The Daragon family was the poorest in the village, and their cottage was the smallest of all. Its walls were made of roughly hewed tree trunks laid on top of each other. To retain the warmth of the hearth, Urban Daragon had filled all the holes with hay and peat moss to make them airtight. The straw roof was fully waterproof, and the big stone chimney, huge compared to the size of the house, seemed to be the only sturdy part of the dwelling. A small flower garden, mostly shaded because of the big trees surrounding it, and a minuscule building vaguely resembling a barn completed the picture.
Inside the cottage, a wooden table, three chairs, and bunk beds were the only furniture. The chimney occupied almost all the surface of the east wall. A cooking pot was always hanging on the hook above the fire. Living here meant a constant battle against heat and cold, against hunger and poverty.
Since childhood, Amos had acquired many skills. He hunted pheasant and hare in the forest, fished in the river with an improvised fishing rod, and collected shellfish on the ocean shores. Thanks to him, the family managed to survive, even if on some days there wasn't much on the table.

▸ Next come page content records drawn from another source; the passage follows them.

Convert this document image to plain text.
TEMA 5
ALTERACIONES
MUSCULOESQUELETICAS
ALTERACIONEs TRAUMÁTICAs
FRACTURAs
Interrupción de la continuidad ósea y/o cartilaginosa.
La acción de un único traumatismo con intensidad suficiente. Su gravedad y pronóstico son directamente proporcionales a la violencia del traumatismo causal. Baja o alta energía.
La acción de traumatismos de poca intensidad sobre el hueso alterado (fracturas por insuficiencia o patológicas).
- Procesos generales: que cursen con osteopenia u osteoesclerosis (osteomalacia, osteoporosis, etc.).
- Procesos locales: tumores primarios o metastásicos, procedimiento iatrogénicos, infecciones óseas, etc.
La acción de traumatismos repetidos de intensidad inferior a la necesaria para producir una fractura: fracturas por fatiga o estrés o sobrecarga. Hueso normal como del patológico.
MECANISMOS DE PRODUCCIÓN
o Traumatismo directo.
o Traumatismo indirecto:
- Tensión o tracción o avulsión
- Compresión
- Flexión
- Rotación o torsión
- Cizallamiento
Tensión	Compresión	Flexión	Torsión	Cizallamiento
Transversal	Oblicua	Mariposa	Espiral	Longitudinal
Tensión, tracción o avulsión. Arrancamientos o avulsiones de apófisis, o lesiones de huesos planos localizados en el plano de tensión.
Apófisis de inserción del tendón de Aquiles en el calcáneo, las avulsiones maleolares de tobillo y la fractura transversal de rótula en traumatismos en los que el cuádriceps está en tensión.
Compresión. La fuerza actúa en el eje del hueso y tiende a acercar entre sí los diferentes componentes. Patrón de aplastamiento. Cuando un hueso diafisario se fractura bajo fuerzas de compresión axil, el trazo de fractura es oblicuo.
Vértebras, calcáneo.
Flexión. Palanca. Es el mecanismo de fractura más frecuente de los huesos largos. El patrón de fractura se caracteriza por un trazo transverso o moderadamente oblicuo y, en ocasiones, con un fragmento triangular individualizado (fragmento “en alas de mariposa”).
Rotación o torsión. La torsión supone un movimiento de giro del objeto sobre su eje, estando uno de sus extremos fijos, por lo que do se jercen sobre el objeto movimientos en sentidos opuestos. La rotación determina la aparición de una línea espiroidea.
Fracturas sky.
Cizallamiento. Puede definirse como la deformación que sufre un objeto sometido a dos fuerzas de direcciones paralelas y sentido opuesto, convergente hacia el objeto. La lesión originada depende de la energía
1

Over the years, Amos had perfected an almost foolproof way of catching edible birds. He used a long branch shaped like a Y, along which he slid a cord with a slipknot at the end. When he spotted a partridge, he stayed a good distance from his prey, only slowly moving the forked end of the branch toward the animal. Noiselessly, Amos would slip the knot around the bird's neck and suddenly pull on the cord. In this manner, he often brought home the family dinner.
Amos learned to listen to nature, to blend in among the ferns, and to walk noiselessly in the woods. By the time he was twelve years old, he was familiar with the different types of trees and their fruits and nuts, knew the best spots for finding wild berries, and could track all the animals of the forest. Sometimes, during the cold season, he unearthed truffles, mushrooms that grow underground, at the base of oak trees. The forest held no secrets from him.